WG: Yes well they've all been here and there's nothing like playing high level international rugby in one venue against six regional sides to test your players and to work out which players can put their hand up for international selection, but also which ones can handle the rigours of an intense and a condensed tournament format.

So there is no shortage of players I think who have staked their claim for selection in the respective national teams for the PNC and all that will be revealed over the next couple of weeks. Certainly the Fijians are in a very fortunate position, where both their teams have yet another opportunity to put their hands up for selection, not only for the Pacific Nations Cup but also the test against the Wallabies on 5 June.

TR: And just finally Will, with the Rugby World Cup coming up next year I suppose there is even more importance and more pressure on all these players to perform?

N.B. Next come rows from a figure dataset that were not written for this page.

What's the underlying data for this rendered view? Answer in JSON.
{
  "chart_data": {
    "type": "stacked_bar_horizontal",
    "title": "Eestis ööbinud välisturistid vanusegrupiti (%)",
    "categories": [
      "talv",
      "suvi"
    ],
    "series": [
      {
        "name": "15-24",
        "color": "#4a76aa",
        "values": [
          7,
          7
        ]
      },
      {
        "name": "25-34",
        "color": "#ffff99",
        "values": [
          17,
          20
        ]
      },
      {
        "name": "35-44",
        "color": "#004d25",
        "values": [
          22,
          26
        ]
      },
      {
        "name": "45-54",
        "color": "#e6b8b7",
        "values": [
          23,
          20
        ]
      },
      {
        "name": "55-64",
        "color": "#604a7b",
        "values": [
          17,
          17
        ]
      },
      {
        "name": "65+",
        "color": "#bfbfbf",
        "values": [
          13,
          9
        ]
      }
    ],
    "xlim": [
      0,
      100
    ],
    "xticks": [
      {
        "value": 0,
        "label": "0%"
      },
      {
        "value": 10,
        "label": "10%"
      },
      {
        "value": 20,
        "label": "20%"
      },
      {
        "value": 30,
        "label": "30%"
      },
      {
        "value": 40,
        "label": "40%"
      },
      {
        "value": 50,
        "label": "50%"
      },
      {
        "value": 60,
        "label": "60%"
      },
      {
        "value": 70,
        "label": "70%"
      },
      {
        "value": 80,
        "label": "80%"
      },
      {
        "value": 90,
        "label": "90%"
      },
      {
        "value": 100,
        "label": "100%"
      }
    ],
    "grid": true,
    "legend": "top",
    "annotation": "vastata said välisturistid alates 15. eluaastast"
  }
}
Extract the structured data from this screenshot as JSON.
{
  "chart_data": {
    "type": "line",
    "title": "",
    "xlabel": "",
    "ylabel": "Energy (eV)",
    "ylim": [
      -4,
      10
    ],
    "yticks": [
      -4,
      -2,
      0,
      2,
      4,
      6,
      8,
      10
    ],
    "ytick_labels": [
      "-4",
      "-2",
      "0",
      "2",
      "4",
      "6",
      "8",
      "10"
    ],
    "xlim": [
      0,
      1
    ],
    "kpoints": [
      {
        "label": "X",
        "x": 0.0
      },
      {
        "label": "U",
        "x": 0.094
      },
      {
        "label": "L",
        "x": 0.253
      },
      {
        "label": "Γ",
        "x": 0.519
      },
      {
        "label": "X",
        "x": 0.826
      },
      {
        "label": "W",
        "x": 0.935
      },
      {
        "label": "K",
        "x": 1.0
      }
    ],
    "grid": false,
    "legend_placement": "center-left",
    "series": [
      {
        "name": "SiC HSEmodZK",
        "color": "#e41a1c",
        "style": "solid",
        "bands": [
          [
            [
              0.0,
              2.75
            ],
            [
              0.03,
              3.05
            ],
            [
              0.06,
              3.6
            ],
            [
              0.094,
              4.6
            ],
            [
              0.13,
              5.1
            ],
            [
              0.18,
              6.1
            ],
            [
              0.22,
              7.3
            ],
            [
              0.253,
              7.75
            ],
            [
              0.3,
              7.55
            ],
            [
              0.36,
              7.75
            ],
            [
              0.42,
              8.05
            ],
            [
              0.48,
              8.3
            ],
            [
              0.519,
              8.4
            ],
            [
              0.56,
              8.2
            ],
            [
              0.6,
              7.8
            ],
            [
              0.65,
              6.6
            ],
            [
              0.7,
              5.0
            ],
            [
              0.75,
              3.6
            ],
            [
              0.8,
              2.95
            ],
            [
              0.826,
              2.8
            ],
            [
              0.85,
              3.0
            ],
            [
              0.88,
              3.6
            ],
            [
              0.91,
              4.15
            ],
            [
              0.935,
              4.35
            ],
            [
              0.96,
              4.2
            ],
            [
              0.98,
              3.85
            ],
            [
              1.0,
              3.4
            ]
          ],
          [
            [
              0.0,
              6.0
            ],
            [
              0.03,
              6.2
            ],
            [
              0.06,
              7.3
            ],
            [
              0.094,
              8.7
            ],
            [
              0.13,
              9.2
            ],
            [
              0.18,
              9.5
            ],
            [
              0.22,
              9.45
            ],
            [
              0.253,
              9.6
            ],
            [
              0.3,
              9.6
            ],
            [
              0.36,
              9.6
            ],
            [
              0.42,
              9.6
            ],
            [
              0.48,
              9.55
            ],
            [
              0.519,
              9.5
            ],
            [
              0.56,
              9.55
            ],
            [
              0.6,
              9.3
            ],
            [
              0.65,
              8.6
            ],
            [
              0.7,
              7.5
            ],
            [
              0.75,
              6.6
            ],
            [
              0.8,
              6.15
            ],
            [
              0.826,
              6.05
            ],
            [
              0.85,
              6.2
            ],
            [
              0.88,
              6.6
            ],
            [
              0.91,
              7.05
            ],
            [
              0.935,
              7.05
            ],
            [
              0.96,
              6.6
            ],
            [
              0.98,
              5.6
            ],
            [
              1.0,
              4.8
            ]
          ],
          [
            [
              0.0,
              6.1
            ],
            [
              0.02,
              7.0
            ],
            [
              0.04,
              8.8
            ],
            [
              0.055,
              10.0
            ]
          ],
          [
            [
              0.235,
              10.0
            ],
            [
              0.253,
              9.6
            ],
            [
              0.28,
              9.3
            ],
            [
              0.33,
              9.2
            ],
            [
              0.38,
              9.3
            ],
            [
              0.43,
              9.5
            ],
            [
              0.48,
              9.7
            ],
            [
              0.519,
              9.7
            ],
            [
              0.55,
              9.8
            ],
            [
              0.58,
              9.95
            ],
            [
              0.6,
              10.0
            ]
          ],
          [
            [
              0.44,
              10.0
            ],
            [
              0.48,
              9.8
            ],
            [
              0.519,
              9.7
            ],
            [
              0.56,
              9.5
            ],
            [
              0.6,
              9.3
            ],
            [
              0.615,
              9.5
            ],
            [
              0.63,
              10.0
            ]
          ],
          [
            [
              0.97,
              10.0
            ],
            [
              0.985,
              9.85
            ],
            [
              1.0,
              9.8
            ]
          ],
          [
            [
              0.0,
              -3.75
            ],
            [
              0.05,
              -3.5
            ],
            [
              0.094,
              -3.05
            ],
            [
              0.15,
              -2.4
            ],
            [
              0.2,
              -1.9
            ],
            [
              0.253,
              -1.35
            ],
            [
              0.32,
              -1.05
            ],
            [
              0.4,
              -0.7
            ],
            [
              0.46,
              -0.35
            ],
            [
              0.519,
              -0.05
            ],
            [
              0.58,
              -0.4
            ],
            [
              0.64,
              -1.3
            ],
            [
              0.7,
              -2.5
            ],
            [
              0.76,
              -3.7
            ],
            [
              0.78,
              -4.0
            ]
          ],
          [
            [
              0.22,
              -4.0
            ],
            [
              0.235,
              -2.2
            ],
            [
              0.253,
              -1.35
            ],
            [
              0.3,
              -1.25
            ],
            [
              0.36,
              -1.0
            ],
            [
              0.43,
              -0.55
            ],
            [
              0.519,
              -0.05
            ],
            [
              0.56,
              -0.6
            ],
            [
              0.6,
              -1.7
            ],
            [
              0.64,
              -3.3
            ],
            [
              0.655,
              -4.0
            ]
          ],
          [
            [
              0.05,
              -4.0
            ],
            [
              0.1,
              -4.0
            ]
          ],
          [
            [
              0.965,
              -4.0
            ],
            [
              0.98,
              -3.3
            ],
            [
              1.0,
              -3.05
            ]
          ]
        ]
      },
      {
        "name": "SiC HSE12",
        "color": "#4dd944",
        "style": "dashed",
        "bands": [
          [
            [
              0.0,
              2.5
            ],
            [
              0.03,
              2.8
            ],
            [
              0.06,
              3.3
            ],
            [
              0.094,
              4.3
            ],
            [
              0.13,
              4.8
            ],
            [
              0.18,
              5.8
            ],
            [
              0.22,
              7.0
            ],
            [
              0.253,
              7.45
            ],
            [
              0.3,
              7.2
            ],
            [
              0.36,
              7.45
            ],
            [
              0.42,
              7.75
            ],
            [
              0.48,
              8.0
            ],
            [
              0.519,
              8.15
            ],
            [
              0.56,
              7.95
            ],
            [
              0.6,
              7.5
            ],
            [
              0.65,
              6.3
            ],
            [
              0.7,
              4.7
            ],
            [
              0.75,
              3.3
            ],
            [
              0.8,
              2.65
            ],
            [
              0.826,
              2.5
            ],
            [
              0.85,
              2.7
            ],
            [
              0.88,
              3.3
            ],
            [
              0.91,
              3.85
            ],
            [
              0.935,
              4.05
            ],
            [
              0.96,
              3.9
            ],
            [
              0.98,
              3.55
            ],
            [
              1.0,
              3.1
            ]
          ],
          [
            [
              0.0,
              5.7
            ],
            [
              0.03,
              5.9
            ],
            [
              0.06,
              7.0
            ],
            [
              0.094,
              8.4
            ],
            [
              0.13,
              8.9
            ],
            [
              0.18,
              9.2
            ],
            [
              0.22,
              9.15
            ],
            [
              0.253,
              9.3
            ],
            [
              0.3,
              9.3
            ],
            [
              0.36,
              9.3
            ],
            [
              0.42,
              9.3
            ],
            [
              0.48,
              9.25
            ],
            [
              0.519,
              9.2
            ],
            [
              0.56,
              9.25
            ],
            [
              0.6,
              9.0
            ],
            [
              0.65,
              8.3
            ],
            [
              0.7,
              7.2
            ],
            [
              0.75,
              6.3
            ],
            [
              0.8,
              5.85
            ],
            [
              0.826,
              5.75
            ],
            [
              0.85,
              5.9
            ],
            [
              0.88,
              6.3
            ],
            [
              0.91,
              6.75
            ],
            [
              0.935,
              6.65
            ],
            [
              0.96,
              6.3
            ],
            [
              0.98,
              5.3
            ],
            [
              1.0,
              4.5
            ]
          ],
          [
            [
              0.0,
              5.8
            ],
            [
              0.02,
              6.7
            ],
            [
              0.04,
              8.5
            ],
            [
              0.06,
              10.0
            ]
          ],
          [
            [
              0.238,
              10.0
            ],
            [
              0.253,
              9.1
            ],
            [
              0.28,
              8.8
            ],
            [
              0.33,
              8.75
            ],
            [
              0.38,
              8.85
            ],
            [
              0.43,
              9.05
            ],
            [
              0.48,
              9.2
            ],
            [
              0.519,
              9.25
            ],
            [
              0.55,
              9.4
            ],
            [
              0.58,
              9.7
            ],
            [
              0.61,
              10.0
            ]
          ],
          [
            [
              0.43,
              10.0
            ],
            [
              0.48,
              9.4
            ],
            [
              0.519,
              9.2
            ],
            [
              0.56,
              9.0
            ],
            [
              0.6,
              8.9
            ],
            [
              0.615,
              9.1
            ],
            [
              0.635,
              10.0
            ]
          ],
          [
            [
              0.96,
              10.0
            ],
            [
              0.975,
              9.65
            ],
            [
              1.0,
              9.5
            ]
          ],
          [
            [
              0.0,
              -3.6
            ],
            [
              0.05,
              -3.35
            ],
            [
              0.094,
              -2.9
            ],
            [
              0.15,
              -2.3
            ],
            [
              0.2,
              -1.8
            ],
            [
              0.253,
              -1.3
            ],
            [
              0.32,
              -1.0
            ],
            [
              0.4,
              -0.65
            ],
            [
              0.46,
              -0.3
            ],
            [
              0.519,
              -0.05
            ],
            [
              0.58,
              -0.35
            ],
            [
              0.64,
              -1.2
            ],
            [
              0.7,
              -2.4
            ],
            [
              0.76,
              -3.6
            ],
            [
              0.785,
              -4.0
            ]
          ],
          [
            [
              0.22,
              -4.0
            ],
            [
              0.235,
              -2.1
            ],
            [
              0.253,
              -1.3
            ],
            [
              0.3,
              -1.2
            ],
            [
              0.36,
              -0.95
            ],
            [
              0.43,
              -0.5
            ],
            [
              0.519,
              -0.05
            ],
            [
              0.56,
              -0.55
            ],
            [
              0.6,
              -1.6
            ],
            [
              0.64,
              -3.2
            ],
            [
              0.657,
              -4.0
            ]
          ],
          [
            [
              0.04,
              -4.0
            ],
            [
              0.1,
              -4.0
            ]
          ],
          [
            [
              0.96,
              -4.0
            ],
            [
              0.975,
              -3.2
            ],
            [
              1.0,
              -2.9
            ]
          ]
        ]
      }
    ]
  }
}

WG: Yeah absolutely, particularly for the locally based players. They particularly need to show that they are ready for a tournament as important as Rugby World Cup and as far as rugby goes, that's as big a tournament as it gets. It's the jewel in the crown and they're as desperate as the overseas based players to play in that.

So a tournament like the Pacific Rugby Cup is an opportunity for them to show that they are ready as athletes and that they are also ready physically and mentally to handle the rigours of a tournament as big as Rugby World Cup.

Many of them are hoping they'll get selected in the squads for the Pacific Nation's Cup and if not then the November tours and then they have one more shot at it next year before the Pacific Nations Cup again in the lead-up to Rugby World Cup.

It's a tight window, they all have their aspirations and I think they are all desperate to get there.